Wandering through this year’s architecture 13th International Architecture Exhibition at the Venice Biennale, I was reminded of the words of Jean-Francois Lyotard, written almost 30 years ago: “This is a period of slackening; I refer to the color of the times. From every direction we are being urged to put an end to experimentation in the arts and elsewhere.” For this year’s director, the search for a “common ground” seemed to mean finding a shared legacy of forms and structures, and then inhabiting it as quietly and thoughtfully as possible. There is nothing wrong with that. It is just that I believe that such an affirmation of the existing social, economic, and physical status quo is deadening.

I was not the only one who did not quite feel at home at this Biennale. Wolf Prix, who did not even bother to come down to see the show, published an e-screed decrying the “Banal of Venice.” A mutual friend agreed and texted me, when I said that the show, despite that, should prove popular because of its familiarity (and so far has indeed attracted visitors and critical approval):  “So is Walmart.”  When I spoke to Professor Prix, he complained of his age and the passing of a certain energy in architecture. “Come to Venice,” I urged him; “You can judge for yourself, and you will feel as if time has stopped, so you will feel 30 years younger.”

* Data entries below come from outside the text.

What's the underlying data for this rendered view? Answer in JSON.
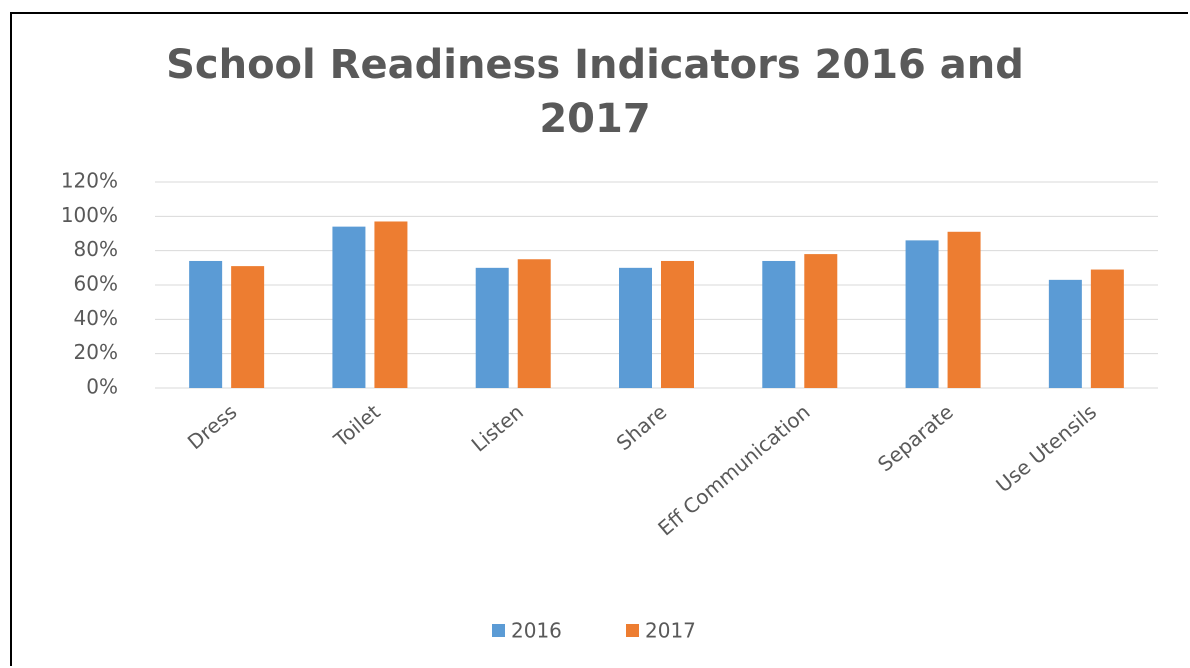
{
  "chart_data": {
    "type": "bar",
    "title": "School Readiness Indicators 2016 and 2017",
    "categories": [
      "Dress",
      "Toilet",
      "Listen",
      "Share",
      "Eff Communication",
      "Separate",
      "Use Utensils"
    ],
    "series": [
      {
        "name": "2016",
        "color": "#5b9bd5",
        "values": [
          74,
          94,
          70,
          70,
          74,
          86,
          63
        ]
      },
      {
        "name": "2017",
        "color": "#ed7d31",
        "values": [
          71,
          97,
          75,
          74,
          78,
          91,
          69
        ]
      }
    ],
    "ylim": [
      0,
      120
    ],
    "yticks": [
      {
        "value": 0,
        "label": "0%"
      },
      {
        "value": 20,
        "label": "20%"
      },
      {
        "value": 40,
        "label": "40%"
      },
      {
        "value": 60,
        "label": "60%"
      },
      {
        "value": 80,
        "label": "80%"
      },
      {
        "value": 100,
        "label": "100%"
      },
      {
        "value": 120,
        "label": "120%"
      }
    ],
    "grid": true,
    "legend": "bottom"
  }
}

Truth be told, the nice thing about the Venice Biennales is that they excite passions, exactly because they are such complete and sprawling statements of architectural or art visions. This year’s director, David Chipperfield, was not above baiting the critics, calling his biennale an attack on the “starcitecture” system (though he included quite a few such recognizable names) and a supposed avant-gardism. When I directed the affair in 2008, I attacked what I felt was the entombment of architecture and weathered a few rather violent attacks, several from the stars of this year’s show. As the wheel turns ...

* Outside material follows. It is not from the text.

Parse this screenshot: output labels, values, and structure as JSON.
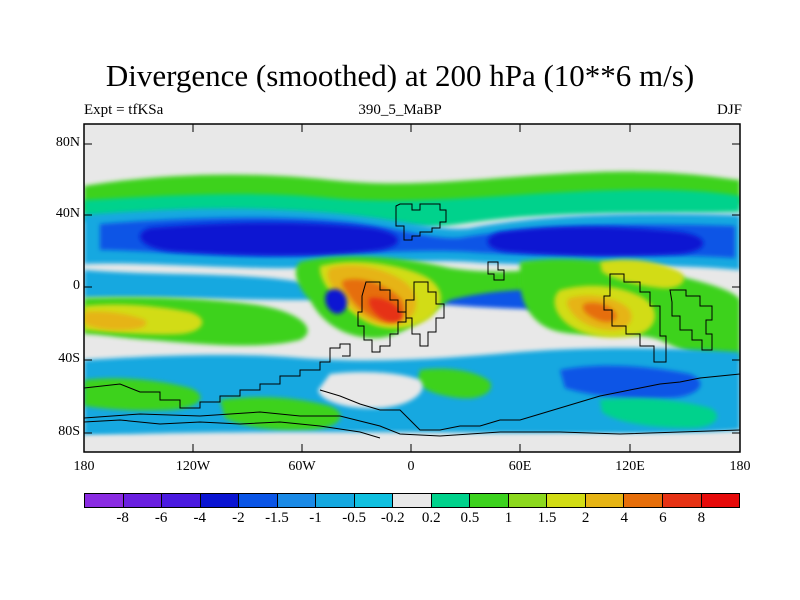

So what did the Biennale mean or offer this year? Mainly it offered diminutive section models, mock-ups of parts of buildings, explorations of historical structures, and lots of photographs. When the latter were by Thomas Struth, documenting anonymous buildings in silent and empty early morning streets from Peru to Germany to China, their power gave lie to the dynamic diagonals many architects used to try to enliven their stolid and solid boxes. Chipperfield sprinkled the Struths liberally around the Arsenale, one half of his showcase (the other being the Central Pavilion at the Giardini, or gardens, where the country pavilions are also located), and here I think I got his point: It is not the exceptional or the unusual, the innovative and the experimental, but the inherent beauty and familiarity of an architecture that is not quite a vernacular, but a transformation of orders and styles into ordinary and repetitive structures, that gives force our urban environment.

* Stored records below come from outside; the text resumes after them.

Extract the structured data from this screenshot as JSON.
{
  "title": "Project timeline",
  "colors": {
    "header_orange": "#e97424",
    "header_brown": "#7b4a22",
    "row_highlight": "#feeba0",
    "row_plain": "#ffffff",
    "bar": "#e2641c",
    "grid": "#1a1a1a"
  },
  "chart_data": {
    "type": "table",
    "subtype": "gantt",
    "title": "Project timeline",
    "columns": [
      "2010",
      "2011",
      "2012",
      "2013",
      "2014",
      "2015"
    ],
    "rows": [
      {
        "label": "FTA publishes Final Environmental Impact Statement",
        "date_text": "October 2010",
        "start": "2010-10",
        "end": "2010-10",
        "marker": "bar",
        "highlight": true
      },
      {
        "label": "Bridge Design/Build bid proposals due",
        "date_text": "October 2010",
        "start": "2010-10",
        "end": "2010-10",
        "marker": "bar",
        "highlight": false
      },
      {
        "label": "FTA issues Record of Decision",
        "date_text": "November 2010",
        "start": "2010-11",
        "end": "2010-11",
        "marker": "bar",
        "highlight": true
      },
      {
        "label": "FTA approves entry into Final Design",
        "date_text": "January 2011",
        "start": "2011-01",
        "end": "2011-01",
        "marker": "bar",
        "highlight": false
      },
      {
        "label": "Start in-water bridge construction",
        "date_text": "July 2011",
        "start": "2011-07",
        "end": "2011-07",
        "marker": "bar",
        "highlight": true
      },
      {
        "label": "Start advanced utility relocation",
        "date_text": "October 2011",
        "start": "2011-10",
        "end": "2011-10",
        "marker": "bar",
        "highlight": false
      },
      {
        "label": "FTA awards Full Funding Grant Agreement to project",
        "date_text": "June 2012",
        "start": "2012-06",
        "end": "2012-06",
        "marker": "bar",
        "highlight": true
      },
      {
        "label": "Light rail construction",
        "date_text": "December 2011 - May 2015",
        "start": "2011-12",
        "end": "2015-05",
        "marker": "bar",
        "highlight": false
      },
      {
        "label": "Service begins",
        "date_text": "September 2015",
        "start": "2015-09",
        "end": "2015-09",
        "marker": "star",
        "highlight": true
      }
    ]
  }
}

I would have been happy with such exquisite documentation. It was when architects such as Grafton, who won the Golden Lion for promising young firms (though, in keeping with the tenor of this Biennale, they have been in practice for several decades) attempted to rarify such beautiful banality, or when Norman Foster tried to elevate his own hyperarticulated and hyperexpensive structures to the level of common ground, that I felt as if the call back to order became an excuse for a parade of repressive forms.

It was fitting that the other two Golden Lions (other than a lifetime achievement one to Alvaro Siza, picked by Chipperfield before the exhibition began, and justified by a nice little installation the Portuguese master made of red walls winding around a few trees in the Arsenale’s rear garden) went to the Japanese pavilion, where Toyo Ito collected proposals for housing in the areas devastated by the tsunami, and to Urban Think Tank, whose project I described last week. It seems that common ground can still provide a place for documentation, experimentation, and social action.